Oncologists who participated in the Replimune trials are contesting Kennedy’s characterization of how reviewing panels voted. If Kennedy’s statement to the Senate, that every panel unanimously voted against the drug, is inaccurate, it creates a significant evidentiary problem for HHS leadership, which is now publicly associated with that claim. The FDA hasn’t issued a correction, and the agency’s communications office hasn’t clarified the record.

The case has broader implications for how regulatory disputes get narrated at the political level. Kennedy’s appearance before the Senate on Wednesday conflated two separate questions: whether the FDA followed its own process (which Kennedy appeared to endorse), and whether the outcome of that process was scientifically sound (which the oncologists dispute). Those aren’t the same question. The agency can follow procedure and still reach a result that practicing clinicians find inadequately calibrated to patient need.

It’s worth examining what each side is actually claiming. The FDA said Replimune’s single-arm study design was insufficient to establish efficacy under established evidentiary standards. That’s a methodological objection, not a clinical one. It says nothing, technically, about whether the drug works in the biological sense. The oncologists writing in the Wall Street Journal said the drug demonstrated clinical effectiveness, a clinical claim based on their direct observation of trial data and patient outcomes. Kennedy, speaking at a Senate hearing Wednesday, offered a third framing, a vote-counting claim about panel unanimity, that’s now disputed by the physicians who were in the room.

Regulatory gatekeeping in oncology is genuinely hard. It’s not a domain where the right answer is obvious or where evidentiary standards are politically neutral. The FDA’s requirement for randomized controlled trials protects against drugs that look effective in uncontrolled settings but don’t deliver population-level benefit. That protection matters. Drugs that appear promising in single-arm studies have failed randomized trials before, sometimes badly, and patients who received them outside of trials paid real costs.

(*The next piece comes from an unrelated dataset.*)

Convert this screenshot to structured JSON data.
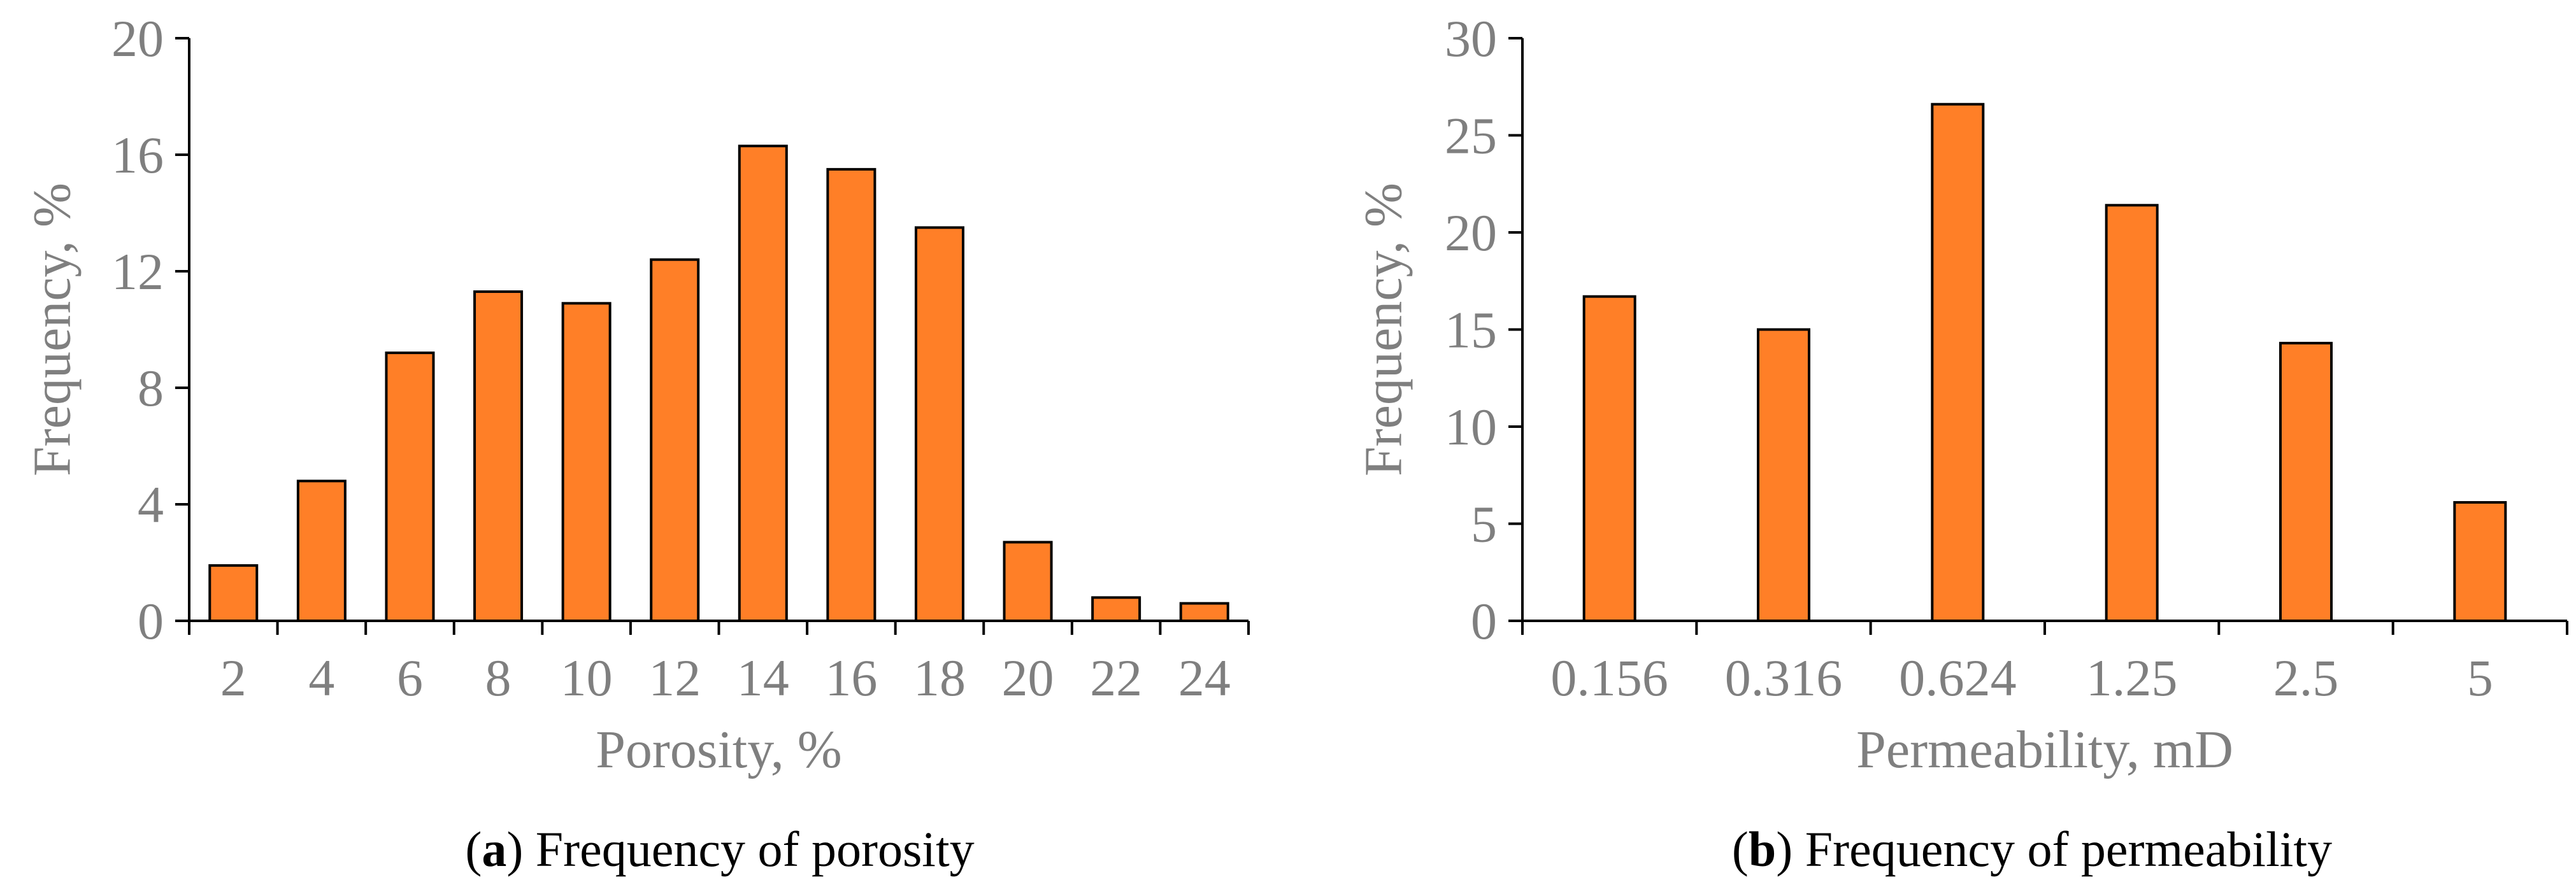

At the same time, accelerated approval exists precisely because the agency recognized that strict RCT requirements can impose delays that are indefensible in diseases with few alternatives and short survival windows. Advanced cutaneous malignancy, the category Replimune’s drug targets, often fits that description.

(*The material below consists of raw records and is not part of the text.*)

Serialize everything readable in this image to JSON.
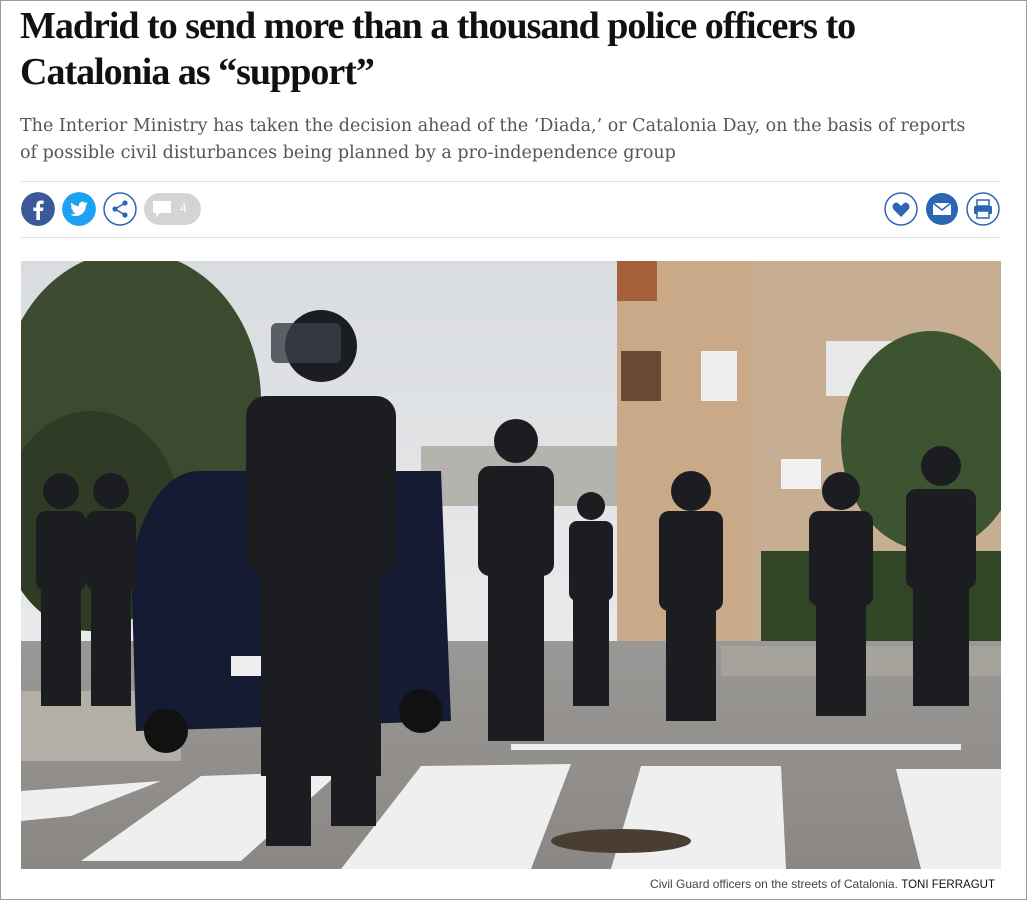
{
  "article": {
    "headline": "Madrid to send more than a thousand police officers to Catalonia as “support”",
    "subtitle": "The Interior Ministry has taken the decision ahead of the ‘Diada,’ or Catalonia Day, on the basis of reports of possible civil disturbances being planned by a pro-independence group",
    "comment_count": 4,
    "caption": "Civil Guard officers on the streets of Catalonia.",
    "photo_credit": "TONI FERRAGUT"
  }
}
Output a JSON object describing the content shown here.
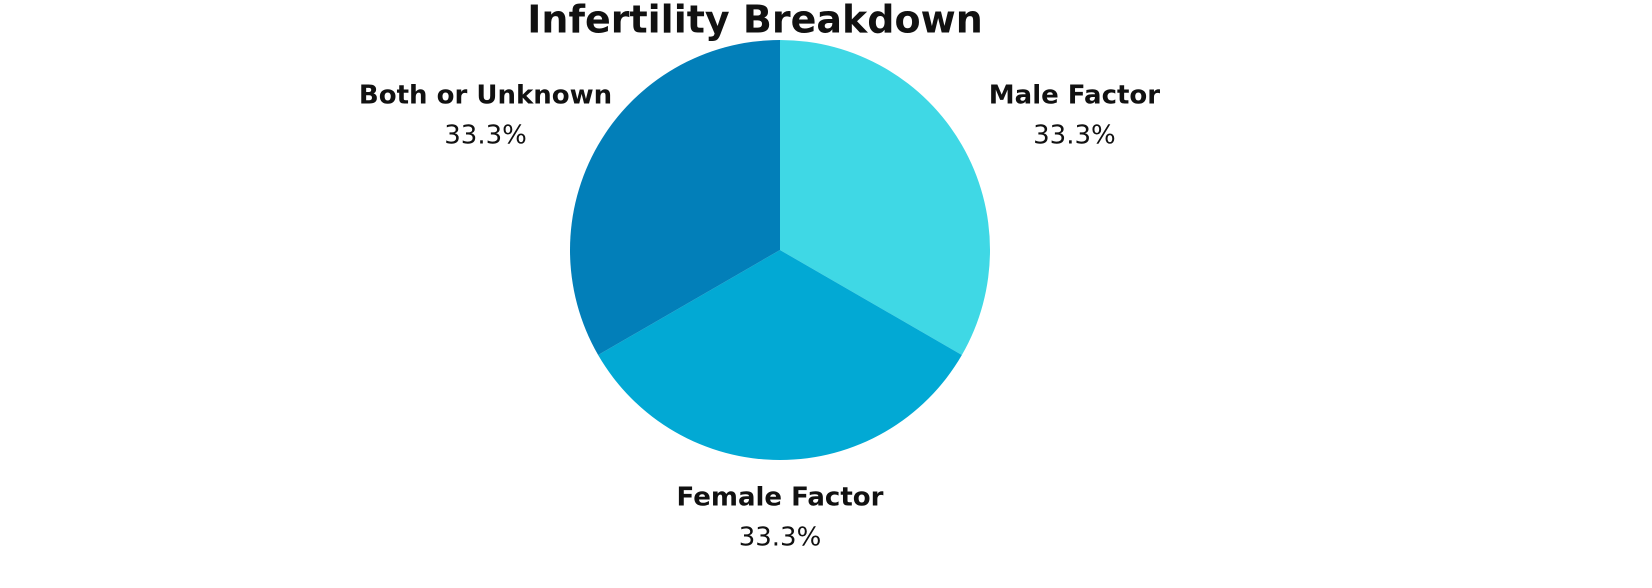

What Replimune must do now is concrete: produce data from a well-controlled trial. The STAT News report from April 23, 2026, situates this case within a pattern of pharmaceutical access tensions across regulatory contexts, including in Europe, where companies have separately been accused of withholding new medications from markets pending pricing negotiations. That comparison isn’t exact, but it points to a recurring structural problem: the gap between drug development timelines and patient timelines doesn’t close easily regardless of regulatory system.

The HHS Office of Inspector General and the Centers for Medicare and Medicaid Services aren’t direct parties to the Replimune dispute, but both agencies’ frameworks for coverage and reimbursement will matter significantly if the drug eventually secures approval. Oncology drugs approved through accelerated pathways frequently face post-approval coverage disputes, particularly when confirmatory trial data arrive late or with mixed results. The reimbursement question follows the regulatory question, often at a considerable lag.

Whether Replimune can execute a randomized trial in the relevant patient population within a timeframe that keeps the company’s program viable is an open question. The FDA’s complete response letter in April 2026 didn’t set a deadline. It established a condition.

Kennedy’s Senate testimony and the Wall Street Journal op-ed are now part of the public record, pulling in opposite directions on the same factual question.